Convoluted as they are, the Alps shelter all manner of peaks, slopes, and valleys running in every direction — essentially a mountain labyrinth. If you’re an itinerant skier poking around this maze for the best slopes in varying conditions, it can lead to many questions. Say you’re staying in La Grave, but the sole-access téléphérique is closed due to stormy conditions — where can you go to take advantage of the weather? Or, you’re in Briançon but want to avoid the crush at sprawling Serre Chevalier, the largest resort in the southern Alps — where to find fewer crowds? Maybe you heard it’s snowing along the French-Italian border — where’s the best microclimate for freshies? The answer to all is: Claviere, Italy.
When we first visited Claviere years ago, the question we posed was twofold: after a week of pinballing around Italy and France in a couple of RVs, where could we find snow a week after the last storm without having to park in some dismal lot outside of town? We quickly found out. Driving through the always reliable Vialattea (Italian for Milky Way) resort region straddling the French-Italian border some 70 kilometres west of Turin, we parked unencumbered on the main street outside Sandy Bar Café in Claviere, Italy. With breakfast just steps away, it would be our base for the next few days. We discovered we’d made the right choice when heading up the mountain for an afternoon reconnaissance — shin-deep snow lingered on ramps and in gullies, on benches and beneath the area’s ubiquitous larch forests. Pleased with the prospects, we walked the streets searching for a dinner location, eventually tumbling down some stairs to the legendary Ristorante Kilt. The owner greeted us at the door, and the wood-fired pizza was everything we’d heard about. (You might also want to try the excellent golf course clubhouse for lunch, where you could find yourself in a 1960s-style Euro fashion show.)
In the morning, with a bluebird day on tap, we ascended to the alpine, taking note of the battery atop Mont Chaberton — at 3,130 metres, the highest fort in Europe. Built by the Italians at the turn of the 20th century, it was used only once, at the start of WWII, when the French bombarded it for five days, stranding Italian soldiers there before an armistice was signed — a peace that virtually defines the Vialattea conglomerate today: Sansicario, Sauze d’Oulx, Pragelato, Sestriere, and Claviere in Italy, plus the French resort of Montgenèvre (not even a kilometre apart from Claviere). Together these offer over 400 kilometres of pistes (~260 runs) and 70 lifts. The 2006 Turin Winter Olympics held alpine ski events on the slopes of Sestriere, Sansicario and other nearby resorts. Claviere and Montgenèvre are the most interconnected by lifts and terrain draped across the celestial-themed Monti Della Luna (Mountains of the Moon).

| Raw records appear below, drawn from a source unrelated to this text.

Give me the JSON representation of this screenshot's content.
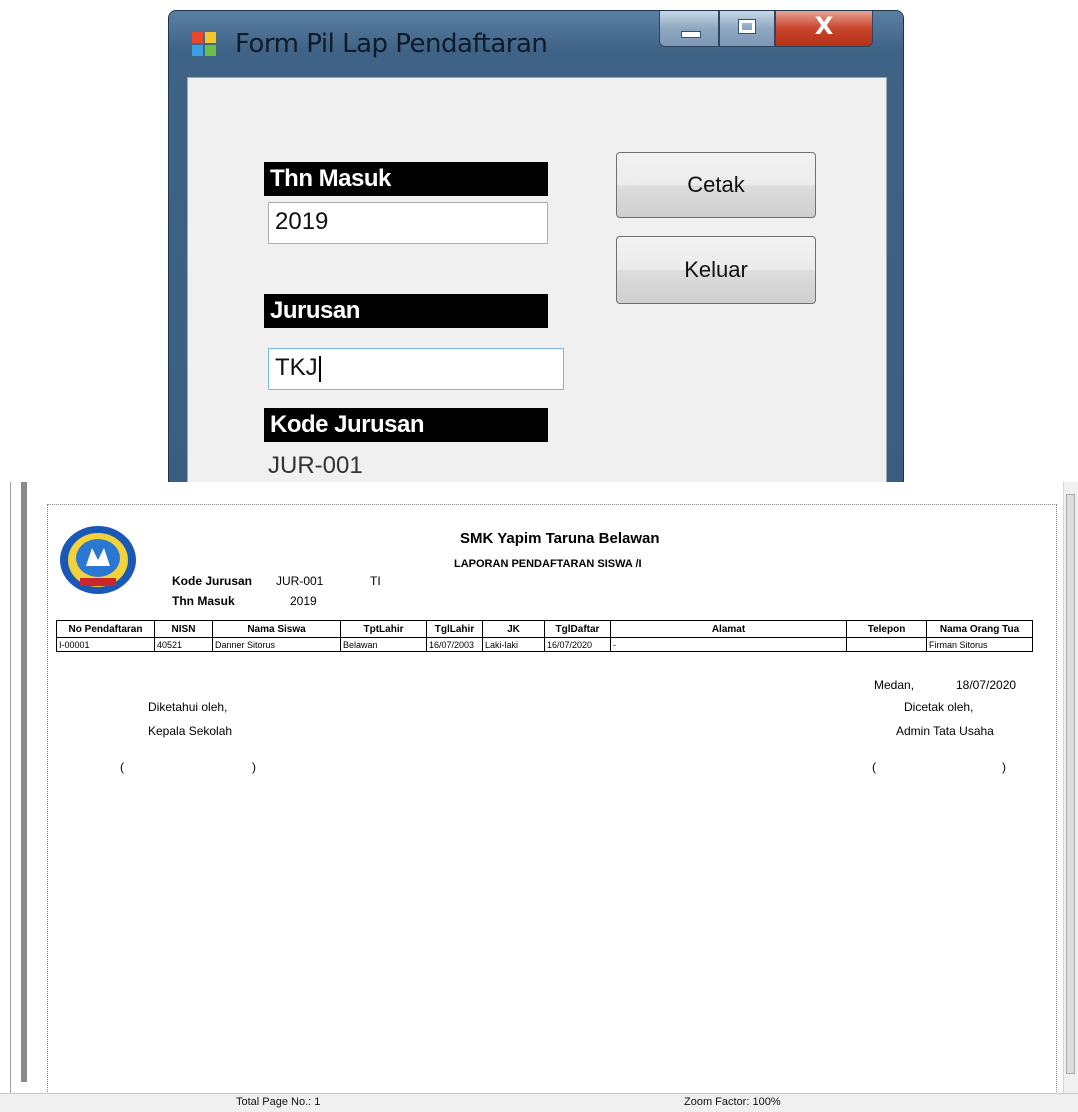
{
  "form": {
    "title": "Form Pil Lap Pendaftaran",
    "close_glyph": "X",
    "thn_masuk_label": "Thn Masuk",
    "thn_masuk_value": "2019",
    "jurusan_label": "Jurusan",
    "jurusan_value": "TKJ",
    "kode_jurusan_label": "Kode Jurusan",
    "kode_jurusan_value": "JUR-001",
    "cetak_label": "Cetak",
    "keluar_label": "Keluar"
  },
  "report": {
    "school": "SMK Yapim Taruna Belawan",
    "title": "LAPORAN PENDAFTARAN SISWA  /I",
    "kode_jurusan_label": "Kode Jurusan",
    "kode_jurusan_value": "JUR-001",
    "jurusan_short": "TI",
    "thn_masuk_label": "Thn Masuk",
    "thn_masuk_value": "2019",
    "columns": [
      "No Pendaftaran",
      "NISN",
      "Nama Siswa",
      "TptLahir",
      "TglLahir",
      "JK",
      "TglDaftar",
      "Alamat",
      "Telepon",
      "Nama Orang Tua"
    ],
    "rows": [
      [
        "I-00001",
        "40521",
        "Danner Sitorus",
        "Belawan",
        "16/07/2003",
        "Laki-laki",
        "16/07/2020",
        "-",
        "",
        "Firman Sitorus"
      ]
    ],
    "diketahui": "Diketahui oleh,",
    "kepala": "Kepala Sekolah",
    "medan": "Medan,",
    "tanggal": "18/07/2020",
    "dicetak": "Dicetak oleh,",
    "admin": "Admin Tata Usaha",
    "paren_open": "(",
    "paren_close": ")"
  },
  "statusbar": {
    "total_pages": "Total Page No.: 1",
    "zoom": "Zoom Factor: 100%"
  }
}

Claviere is also quiet, which we enjoy while ripping empty pistes centred on 2,300-metre Colle Bercia. A series of long intermediate trails roll down through light larch forest to either Sagna Longa or back toward Claviere; the Col Boeuf chair serves only 300 metres of vertical but includes the link to Montgenèvre. Compared to La Grave and Serre Chevalier, there’s not a ton of off-piste, but the backside of Colle Bercia works well with a skin-out. The marquee stuff is accessed from the top of Montgenevre’s Rocher de l’Aigle chairlift, where you re-enter Claviere on steep-pitched, seldom-tracked lines off a ridge running north toward Monte La Plane. And if you feel ready to step it up a notch, try some of the lines French superstar, Candide Thovex has filmed in Montgenèvre over the years.
The following day, the sky is gray as ash, and it’s snowing. We linger over breakfast at Sandy Bar, then hit the snowy slopes. Below Sagna Longa, we find sensational steep tree skiing in deep snow. We’re not the only ones. On the way out of town, we drop into Kilt for a late lunch to find it packed with guides and their guests, visiting from nearby La Grave, whose téléphérique is, in fact, closed. Even worse, the high pass (between Briançon and La Grave), Col du Lautaret, is also shut, and they’re stuck on this side. But no one is unhappy: like us, they got what they came for.